米国のバイデン大統領は21日夜、米国ではガソリン高が来年も続くとの予想を示し、OPECなど国外の産油国が供給を抑制しているためだと指摘した。また米最大の原油貯蔵拠点であるオクラホマ州クッシングの原油在庫は減少が続いており、原油価格が1バレル=100ドル超となった時期の水準に近づきつつある(23日付ブルームバーグ)。

 石炭や天然ガスの需要拡大によって原油価格にも影響が拡がった。これに対しOPECプラスでは増産拡大など価格調整の動きをみせなかったこともあり、原油価格が上昇した。

 原油価格のベンチマークともいえるWTI先物12月限の価格は25日に、85.41ドルまで買われ、2014年10月以来の高値を付けた。

 その2014年にWTI先物価格は100ドルを超えていた。それ以降、100ドルを超えることはなかった。しかし、オクラホマ州クッシングの原油在庫が2014年に100ドルを超えた水準と同程度ということは、100ドルに戻ることもありうるのか。

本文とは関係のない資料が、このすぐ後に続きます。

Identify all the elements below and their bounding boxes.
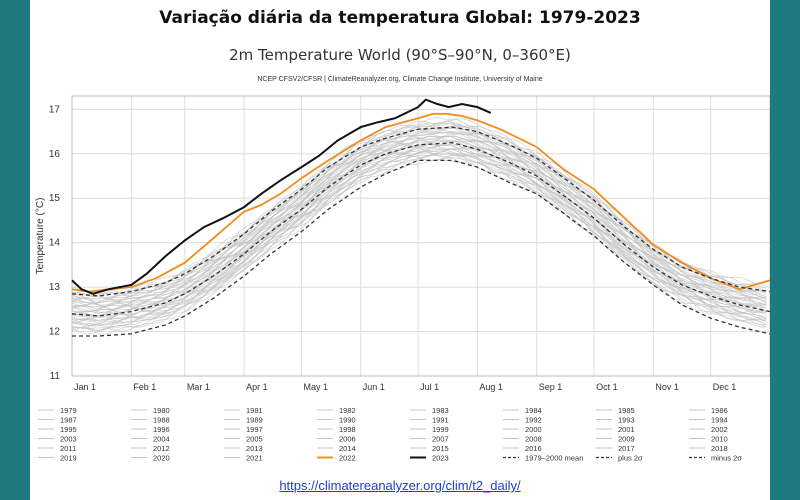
legend-label: 1980 (153, 406, 170, 415)
legend-label: 1982 (339, 406, 356, 415)
legend-label: 1979–2000 mean (525, 454, 583, 463)
series-line-2023 (71, 98, 492, 295)
legend-label: 2014 (339, 444, 356, 453)
legend-label: 1991 (432, 416, 449, 425)
slide-title: Variação diária da temperatura Global: 1… (159, 8, 641, 28)
chart-title: 2m Temperature World (90°S–90°N, 0–360°E… (229, 46, 571, 64)
legend-label: 1984 (525, 406, 542, 415)
x-tick-label: May 1 (303, 382, 328, 392)
chart-card: Variação diária da temperatura Global: 1… (30, 0, 770, 500)
legend-label: 1981 (246, 406, 263, 415)
series-line-2018 (71, 117, 767, 304)
legend-label: 2023 (432, 454, 449, 463)
legend-label: 2018 (711, 444, 728, 453)
legend-label: 1997 (246, 425, 263, 434)
legend-label: 2019 (60, 454, 77, 463)
legend-label: 1998 (339, 425, 356, 434)
series-line-1997 (71, 144, 767, 317)
y-tick-label: 14 (49, 238, 61, 249)
legend-label: 2002 (711, 425, 728, 434)
y-tick-label: 12 (49, 327, 61, 338)
x-tick-label: Sep 1 (539, 382, 563, 392)
series-line-2021 (71, 118, 767, 294)
series-line-2007 (71, 132, 767, 306)
series-line-2022 (71, 112, 770, 293)
legend-label: 2001 (618, 425, 635, 434)
x-tick-label: Jul 1 (420, 382, 439, 392)
y-axis-label: Temperature (°C) (35, 198, 46, 275)
legend-label: 2000 (525, 425, 542, 434)
x-tick-label: Nov 1 (655, 382, 679, 392)
series-line-1979 (71, 159, 767, 332)
legend-label: 2012 (153, 444, 170, 453)
x-tick-label: Feb 1 (133, 382, 156, 392)
series-line-2008 (71, 125, 767, 310)
legend-label: 1995 (60, 425, 77, 434)
legend-label: 2005 (246, 435, 263, 444)
legend-label: 1992 (525, 416, 542, 425)
series-line-minus-2- (72, 159, 770, 337)
y-tick-label: 13 (49, 282, 61, 293)
legend-label: 1985 (618, 406, 635, 415)
x-tick-label: Jan 1 (74, 382, 96, 392)
series-line-2002 (71, 139, 767, 309)
series-line-2015 (71, 126, 767, 302)
legend-label: 1983 (432, 406, 449, 415)
y-tick-label: 17 (49, 104, 61, 115)
series-line-2006 (71, 135, 767, 310)
y-tick-label: 16 (49, 149, 61, 160)
legend-label: 2008 (525, 435, 542, 444)
x-tick-label: Apr 1 (246, 382, 268, 392)
x-tick-label: Oct 1 (596, 382, 618, 392)
x-tick-label: Dec 1 (713, 382, 737, 392)
legend-label: 1990 (339, 416, 356, 425)
legend-label: 1996 (153, 425, 170, 434)
legend-label: 2007 (432, 435, 449, 444)
legend-label: 1979 (60, 406, 77, 415)
series-line-1993 (71, 146, 767, 318)
series-line-2004 (71, 132, 767, 313)
legend-label: 2009 (618, 435, 635, 444)
legend-label: 2017 (618, 444, 635, 453)
legend-label: 1989 (246, 416, 263, 425)
y-tick-label: 11 (50, 371, 61, 382)
y-tick-label: 15 (49, 193, 61, 204)
series-line-1996 (71, 140, 767, 321)
temperature-chart: 11 12 13 14 15 16 17 Jan 1 Feb 1 Mar 1 Apr 1 May 1 J… (35, 95, 770, 463)
legend-label: 2010 (711, 435, 728, 444)
x-tick-label: Jun 1 (363, 382, 385, 392)
legend-label: 1986 (711, 406, 728, 415)
series-line-1979-2000-mean (71, 142, 770, 317)
legend-label: 2021 (246, 454, 263, 463)
x-tick-label: Mar 1 (187, 382, 210, 392)
series-line-plus-2- (71, 126, 770, 297)
legend-label: 2016 (525, 444, 542, 453)
legend-label: minus 2σ (711, 454, 742, 463)
legend-label: 2003 (60, 435, 77, 444)
source-link[interactable]: https://climatereanalyzer.org/clim/t2_da… (279, 478, 521, 493)
legend-label: 1999 (432, 425, 449, 434)
legend-label: 2004 (153, 435, 170, 444)
legend-label: 1988 (153, 416, 170, 425)
legend-label: plus 2σ (618, 454, 643, 463)
series-line-1992 (71, 146, 767, 324)
legend-label: 2020 (153, 454, 170, 463)
legend-label: 1994 (711, 416, 728, 425)
legend-label: 1987 (60, 416, 77, 425)
series-line-1985 (71, 148, 767, 329)
legend-label: 2011 (60, 444, 76, 453)
legend-label: 1993 (618, 416, 635, 425)
series-line-1989 (71, 147, 767, 323)
legend-label: 2006 (339, 435, 356, 444)
legend-label: 2015 (432, 444, 449, 453)
legend-label: 2013 (246, 444, 263, 453)
plot-frame (71, 95, 770, 377)
chart-credit: NCEP CFSV2/CFSR | ClimateReanalyzer.org,… (257, 76, 543, 83)
x-tick-label: Aug 1 (479, 382, 503, 392)
legend-label: 2022 (339, 454, 356, 463)
series-line-1986 (71, 147, 767, 331)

 すでに原油先物は100ドルを超えるとの見方は出てきている。たしかにチャートからみて100ドル超えもありうるかとみていたが、それが現実味を帯びてきたように思われる。

 この原油先物価格の上昇にはいくつかの要因が絡んでいるが、少なくとも一時的なものとはいえなくなりつつある。バイデン大統領が指摘したように、米国ではガソリン高が来年も続くとの予想となっている。

 米国大統領でも原油価格を自由に操作できるわけでは当然ない。OPECやロシアなど非OPEC諸国の思惑も絡み合って、そこに経済正常化によるエネルギー需要の拡大が組み合わさっている。欧州の電力事情など季節的なやや特殊要因、さらには気候変動対策なども絡んできている。

 日本でも冬が近づき、灯油などの需要が増加し、いろいろな制限も解除されたことでガソリン需要も増えることが予想される。電力料金も上昇しているが、電力需要も増加することが予想される。原油高が景気や物価などに今後影響をさらに与えることも予想される。